Their claim failed, the ruling said, because they had not shown any way that the school treated them more harshly than heterosexual students to also violated that school rule.
Courthouse News reported students Nathan Brittsan and Joanna Maxon were thrown out of graduate programs at Fuller Theological Seminary, of Pasadena, when officials found they each were married to someone of their own sex.
They sued, charged discrimination.
But the ruling from the 9th Circuit said, “To the extent that plaintiffs were dismissed because their marriages were with spouses of the same sex, rather than the opposite sex, plaintiffs’ claim fails because the religious exemption applies to shield these religiously motivated decisions that would otherwise violate Title IX’s prohibition on sex discrimination,” the opinion explained.
The two were accused of “homosexual forms of explicit sexual conduct.” It was in 2017 that Brittsan got a dismissal letter. And Maxon was just short of her online degree when she was dismissed in 2018.
She had, in fact, listed Tonya Minton as her spouse on a joint tax return.

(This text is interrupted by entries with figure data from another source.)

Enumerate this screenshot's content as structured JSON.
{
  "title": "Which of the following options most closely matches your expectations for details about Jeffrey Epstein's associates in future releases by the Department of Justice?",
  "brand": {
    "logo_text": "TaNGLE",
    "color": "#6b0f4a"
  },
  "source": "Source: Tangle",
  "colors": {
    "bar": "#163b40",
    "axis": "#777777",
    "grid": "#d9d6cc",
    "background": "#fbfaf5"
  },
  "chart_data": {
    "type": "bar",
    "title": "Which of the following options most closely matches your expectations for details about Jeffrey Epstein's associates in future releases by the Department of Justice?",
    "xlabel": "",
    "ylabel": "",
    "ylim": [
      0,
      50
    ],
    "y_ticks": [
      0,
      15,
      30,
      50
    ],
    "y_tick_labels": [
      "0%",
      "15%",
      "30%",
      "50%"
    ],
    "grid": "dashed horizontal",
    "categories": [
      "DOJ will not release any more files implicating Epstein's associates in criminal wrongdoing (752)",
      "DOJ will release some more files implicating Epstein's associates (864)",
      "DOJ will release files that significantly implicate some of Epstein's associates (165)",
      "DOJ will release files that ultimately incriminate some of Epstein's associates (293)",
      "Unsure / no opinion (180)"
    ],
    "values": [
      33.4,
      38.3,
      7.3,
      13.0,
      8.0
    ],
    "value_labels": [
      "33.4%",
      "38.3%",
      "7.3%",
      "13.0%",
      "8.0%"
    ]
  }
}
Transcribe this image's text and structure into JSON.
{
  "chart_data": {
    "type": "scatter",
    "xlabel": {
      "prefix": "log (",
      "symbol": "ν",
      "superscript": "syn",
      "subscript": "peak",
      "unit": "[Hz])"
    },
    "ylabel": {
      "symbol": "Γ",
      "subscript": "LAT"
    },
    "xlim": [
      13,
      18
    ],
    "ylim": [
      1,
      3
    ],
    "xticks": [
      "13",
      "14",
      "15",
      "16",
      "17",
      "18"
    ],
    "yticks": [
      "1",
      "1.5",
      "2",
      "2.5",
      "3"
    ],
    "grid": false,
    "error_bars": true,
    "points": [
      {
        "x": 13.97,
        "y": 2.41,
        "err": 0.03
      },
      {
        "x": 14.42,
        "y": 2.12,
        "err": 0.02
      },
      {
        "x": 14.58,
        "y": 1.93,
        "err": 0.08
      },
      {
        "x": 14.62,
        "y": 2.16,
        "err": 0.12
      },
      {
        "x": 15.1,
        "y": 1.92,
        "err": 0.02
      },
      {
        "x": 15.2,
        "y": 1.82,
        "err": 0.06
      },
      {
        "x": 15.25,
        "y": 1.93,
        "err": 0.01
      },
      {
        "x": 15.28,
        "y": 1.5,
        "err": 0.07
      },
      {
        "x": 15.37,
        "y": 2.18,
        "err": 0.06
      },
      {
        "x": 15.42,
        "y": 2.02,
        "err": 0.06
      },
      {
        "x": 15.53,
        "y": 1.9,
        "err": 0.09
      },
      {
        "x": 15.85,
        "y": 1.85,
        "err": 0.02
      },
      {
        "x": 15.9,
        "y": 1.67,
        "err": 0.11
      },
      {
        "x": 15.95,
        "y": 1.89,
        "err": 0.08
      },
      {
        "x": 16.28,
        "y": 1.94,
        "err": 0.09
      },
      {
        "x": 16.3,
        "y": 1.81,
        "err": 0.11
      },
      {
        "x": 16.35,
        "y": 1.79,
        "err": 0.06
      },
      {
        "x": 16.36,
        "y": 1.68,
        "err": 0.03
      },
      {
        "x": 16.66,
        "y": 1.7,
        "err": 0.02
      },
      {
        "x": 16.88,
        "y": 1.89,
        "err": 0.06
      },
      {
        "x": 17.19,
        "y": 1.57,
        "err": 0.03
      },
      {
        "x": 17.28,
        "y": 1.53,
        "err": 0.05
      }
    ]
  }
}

The report explained by marrying those of the same sex, they were in violation of Fuller’s sexual standards policy that bars premarital sex and “homosexual forms.”
A district court judge earlier had thrown out the claims, explaining Fuller had not violated Title IX, which bars discrimination at schools – because the policy falls under the exemption for “religious tenets.”
The court’s decision said the two expelled students offered no facts to support the claim that their treatment was different from those students who are heterosexual, and violated the policy.
“Plaintiffs have advanced nothing more than conclusory assertions that Fuller engages in this sort of differential treatment, and they have conceded that they cannot currently advance any more-specific allegations even if given leave to amend,” the panel wrote in a footnote to the ruling.